In addition to the usual handprinted cloth, seeds, botanical curiosities and spice mixes, I’m planning on offering some recent hand knitting projects at the final farmers market of 2023, something I only do in the winter months. Amongst these items is a work which I'm somewhat reluctant to part with because, it in its earthy organic nature, it is an interpretation of (a portrait in another dimension, maybe) of the Last Emperor: a pair of mittens worked in a mix of natural hand spun (the grey) and kitchen plant scrap dyed - avocado, pomegranate and onion skins - hand spun yarn. I have enough gloves and I doubt the Last Emperor would wear something like this, so I'm releasing these to the wind. Right now, it being winter here, it's mostly the North Wind blowing with a razor sharp edge of ice. The joys of being downwind of snowy places.

The snuggly hats are worked in Japanese Noro yarns which blend wool, mohair and silk in beautiful colour palettes. It knits up soft and the finished work is not as scratchy as some pure wools can be. These hats are fun to make. Worked in the round on circular needles until the crown shaping, they are an easy work-in-progress to carry around, and have enough mindless knitting to serve as good medical appointment waiting room pickup/put down projects. I've had a lot of medical appointments in the past month.

A second pair of mittens being offered to that same North Wind is worked from a hank of very interesting natural hand spun dog hair which I was gifted. They are are really soft, lightweight yet very warm and reminiscent of finest kid mohair.
I recently read that, though it didn't feel like it this past summer, the northern Chihuahuan desert is the coldest desert in North America in its nighttime low temperatures. Winter nights are definitely the hardest for me. Days are mostly beautifully lukewarm, especially if I can find a sheltered suntrap to do something outside. Inside a stone and adobe structure without a fireplace, is not the warmest space in winter.

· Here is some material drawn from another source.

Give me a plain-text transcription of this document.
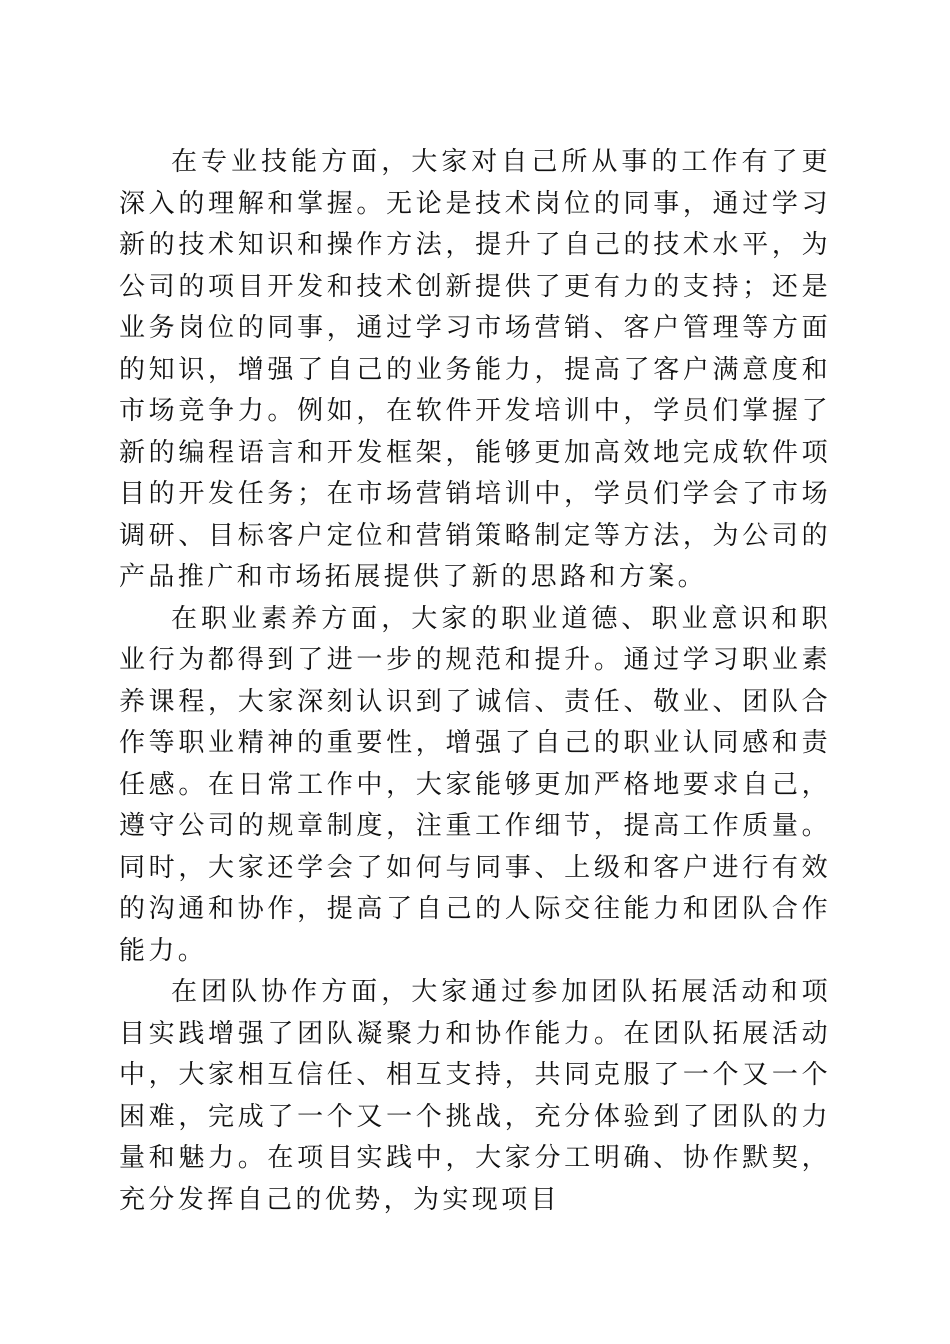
在专业技能方面，大家对自己所从事的工作有了更深入的理解和掌握。无论是技术岗位的同事，通过学习新的技术知识和操作方法，提升了自己的技术水平，为公司的项目开发和技术创新提供了更有力的支持；还是业务岗位的同事，通过学习市场营销、客户管理等方面的知识，增强了自己的业务能力，提高了客户满意度和市场竞争力。例如，在软件开发培训中，学员们掌握了新的编程语言和开发框架，能够更加高效地完成软件项目的开发任务；在市场营销培训中，学员们学会了市场调研、目标客户定位和营销策略制定等方法，为公司的产品推广和市场拓展提供了新的思路和方案。

在职业素养方面，大家的职业道德、职业意识和职业行为都得到了进一步的规范和提升。通过学习职业素养课程，大家深刻认识到了诚信、责任、敬业、团队合作等职业精神的重要性，增强了自己的职业认同感和责任感。在日常工作中，大家能够更加严格地要求自己，遵守公司的规章制度，注重工作细节，提高工作质量。同时，大家还学会了如何与同事、上级和客户进行有效的沟通和协作，提高了自己的人际交往能力和团队合作能力。

在团队协作方面，大家通过参加团队拓展活动和项目实践增强了团队凝聚力和协作能力。在团队拓展活动中，大家相互信任、相互支持，共同克服了一个又一个困难，完成了一个又一个挑战，充分体验到了团队的力量和魅力。在项目实践中，大家分工明确、协作默契，充分发挥自己的优势，为实现项目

Right now my teff (Eragrostis tef) fermentation bowl for another batch of injera has been exiled to one such suntrap: the warm front, south facing porch, not just because it is too cold indoors for it to do much, but also because it makes the whole house smell overwhelming like goat shed.

It might be stinky at this bubbling, foaming harvesting wild yeast stage, but three day fermented teff makes the most deliciously tasty injera.

The way I make injera in a cast iron pan on the stovetop, it's basically a teff flour sourdough pancake/chapatti/tortilla/flatbread (pick your culture), and goes a way toward supplying my bread needs since we all know that baking conventional bread with flour and yeast is not something I can do, while also satisfying my longing for the tastes of Africa.

To this end, my cookery library has seen some expansion.

And that's not all of them, either.
I weeded some literary fiction (easily obtained in electronic format) to make space on the bookshelf which defines the size of my personal physical library.